The sounds of the lab gave way to those from home. I heard the complexity within breezes, the whuffles and snorts of animals, soft susurrations of the house. The grass would be long on it by now, and emerald green. It would move with the air currents in silky waves. I closed my eyes and imagined the crackling of fire and water. I heard the sound of Betta breathing, lying in the brush next to me in the hours before she faced Hár on the beach. The rhythm was slow and steady, the confident life force of a young woman who, from where I knelt now, had been dead for over a thousand years.

Life was quick. But single moments could open and flower, and bits of time that fit between breaths could expand or deepen endlessly. Twenty years with Hár, a part of each day, maybe 20,000 hours in his arms, weighed against that single terrifying moment when Betta knelt before him and silently asked Please, don’t hurt me. Love me.

Gods, I was a coward. Raven starver. And so was my man. The chief and I could do better than this.

“I’m coming for you.” I let the words go softly, but they didn’t find Heirik. My breath came back to me.
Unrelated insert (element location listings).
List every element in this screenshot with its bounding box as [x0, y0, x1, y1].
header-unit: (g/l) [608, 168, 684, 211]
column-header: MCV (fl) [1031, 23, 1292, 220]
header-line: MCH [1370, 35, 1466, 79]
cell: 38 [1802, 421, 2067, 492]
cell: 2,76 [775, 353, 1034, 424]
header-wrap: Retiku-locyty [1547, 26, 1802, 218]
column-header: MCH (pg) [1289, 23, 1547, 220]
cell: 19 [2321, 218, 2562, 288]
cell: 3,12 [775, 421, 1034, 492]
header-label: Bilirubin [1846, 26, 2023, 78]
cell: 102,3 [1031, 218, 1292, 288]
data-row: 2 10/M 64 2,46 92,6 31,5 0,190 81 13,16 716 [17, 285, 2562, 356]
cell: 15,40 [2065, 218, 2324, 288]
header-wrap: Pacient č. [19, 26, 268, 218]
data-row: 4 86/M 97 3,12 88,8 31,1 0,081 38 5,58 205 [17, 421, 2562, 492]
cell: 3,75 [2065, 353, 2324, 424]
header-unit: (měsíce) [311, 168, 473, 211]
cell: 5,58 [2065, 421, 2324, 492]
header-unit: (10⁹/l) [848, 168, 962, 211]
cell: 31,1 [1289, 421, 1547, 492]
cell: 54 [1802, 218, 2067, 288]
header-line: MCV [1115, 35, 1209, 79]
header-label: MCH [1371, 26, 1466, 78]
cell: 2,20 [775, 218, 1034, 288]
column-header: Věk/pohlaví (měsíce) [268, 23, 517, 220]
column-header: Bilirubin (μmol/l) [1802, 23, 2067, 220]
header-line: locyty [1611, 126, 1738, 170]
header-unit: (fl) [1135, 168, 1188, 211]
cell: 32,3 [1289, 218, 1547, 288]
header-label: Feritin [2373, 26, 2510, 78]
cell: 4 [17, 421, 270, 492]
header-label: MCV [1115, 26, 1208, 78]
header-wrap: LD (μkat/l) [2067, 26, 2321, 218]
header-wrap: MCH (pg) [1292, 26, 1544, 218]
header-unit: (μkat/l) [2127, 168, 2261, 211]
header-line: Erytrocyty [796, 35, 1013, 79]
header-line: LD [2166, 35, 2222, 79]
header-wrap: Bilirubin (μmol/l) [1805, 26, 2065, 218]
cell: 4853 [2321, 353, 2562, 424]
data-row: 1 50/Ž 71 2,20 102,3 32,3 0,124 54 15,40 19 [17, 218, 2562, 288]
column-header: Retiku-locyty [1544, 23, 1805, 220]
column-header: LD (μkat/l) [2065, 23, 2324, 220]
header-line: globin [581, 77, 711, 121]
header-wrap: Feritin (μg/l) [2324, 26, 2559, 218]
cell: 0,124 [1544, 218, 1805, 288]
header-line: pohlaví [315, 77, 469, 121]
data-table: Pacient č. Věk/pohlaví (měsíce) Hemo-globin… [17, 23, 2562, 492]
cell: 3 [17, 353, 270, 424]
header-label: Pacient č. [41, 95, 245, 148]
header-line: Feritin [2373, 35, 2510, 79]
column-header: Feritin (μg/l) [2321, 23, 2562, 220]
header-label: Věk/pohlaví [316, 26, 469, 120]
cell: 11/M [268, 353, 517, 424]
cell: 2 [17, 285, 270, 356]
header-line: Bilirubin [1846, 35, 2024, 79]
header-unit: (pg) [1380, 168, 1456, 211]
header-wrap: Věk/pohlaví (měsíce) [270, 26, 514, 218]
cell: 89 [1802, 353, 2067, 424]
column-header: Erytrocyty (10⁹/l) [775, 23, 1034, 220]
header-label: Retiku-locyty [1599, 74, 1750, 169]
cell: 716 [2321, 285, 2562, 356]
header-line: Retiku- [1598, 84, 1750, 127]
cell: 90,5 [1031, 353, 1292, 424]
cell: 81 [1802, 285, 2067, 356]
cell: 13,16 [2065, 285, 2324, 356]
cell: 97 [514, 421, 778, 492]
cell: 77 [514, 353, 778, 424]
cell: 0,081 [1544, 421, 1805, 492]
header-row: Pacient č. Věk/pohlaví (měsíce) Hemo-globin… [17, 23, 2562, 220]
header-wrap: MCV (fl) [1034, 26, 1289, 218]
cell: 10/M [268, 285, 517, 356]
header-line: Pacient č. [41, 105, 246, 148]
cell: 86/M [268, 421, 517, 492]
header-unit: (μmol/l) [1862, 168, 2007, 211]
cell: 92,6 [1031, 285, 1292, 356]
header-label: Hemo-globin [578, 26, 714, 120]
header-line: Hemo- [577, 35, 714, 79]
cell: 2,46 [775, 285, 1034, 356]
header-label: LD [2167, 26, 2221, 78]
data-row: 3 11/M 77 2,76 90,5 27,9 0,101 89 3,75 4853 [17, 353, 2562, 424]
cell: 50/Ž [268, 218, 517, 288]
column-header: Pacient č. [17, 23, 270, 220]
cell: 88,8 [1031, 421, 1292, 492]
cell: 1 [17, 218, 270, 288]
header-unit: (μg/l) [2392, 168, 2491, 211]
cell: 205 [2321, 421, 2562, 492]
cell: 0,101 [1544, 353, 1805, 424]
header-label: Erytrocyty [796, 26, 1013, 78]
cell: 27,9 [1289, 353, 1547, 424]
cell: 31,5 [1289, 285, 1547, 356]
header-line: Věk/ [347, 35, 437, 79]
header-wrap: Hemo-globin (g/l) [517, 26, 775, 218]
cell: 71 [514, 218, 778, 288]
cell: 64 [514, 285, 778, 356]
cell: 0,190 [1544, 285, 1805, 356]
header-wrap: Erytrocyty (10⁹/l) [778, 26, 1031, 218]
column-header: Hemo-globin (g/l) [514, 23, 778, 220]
His image disappeared from under my palm.

Morgan’s studio was warm and redolent with scents of burning wood and metal. She’d called me here, on the last morning of my life in this time. I didn’t know why. Maybe to grill me one more time about the tools and all the silver I’d seen. I’d already told her about everything I could remember. About the many knives and hatchets and scythes, the keys, the torcs and bracelets, even the ring I wanted so much for Heirik.

But she didn’t ask me anything. She messed with something on her back work table, polishing something small in her hand.

Maybe I was here to say goodbye, then? She didn’t want to take the time to come down to the lab and see me off.

I waded into her haphazard place. Gods, what would Heirik think of it? What would he make of the great contrasts, the offhand wealth and filth in one stroke? Strata of junk and clothing and abundant food came with this life. A pair of flip flops moldered on the workbench next to the finest tools, shining and unimaginably precise. A lifetime of silver—even for someone as rich as Heirik—scattered on every surface, even the floor. A fine film of mold sloshed gently when I touched a coffee cup. He was thoughtful, his things minimal, ordered. He worked with plain tools, sharpened by his own hands. When he toiled in summer’s night, it was only by the light of the midnight sun, not a diode.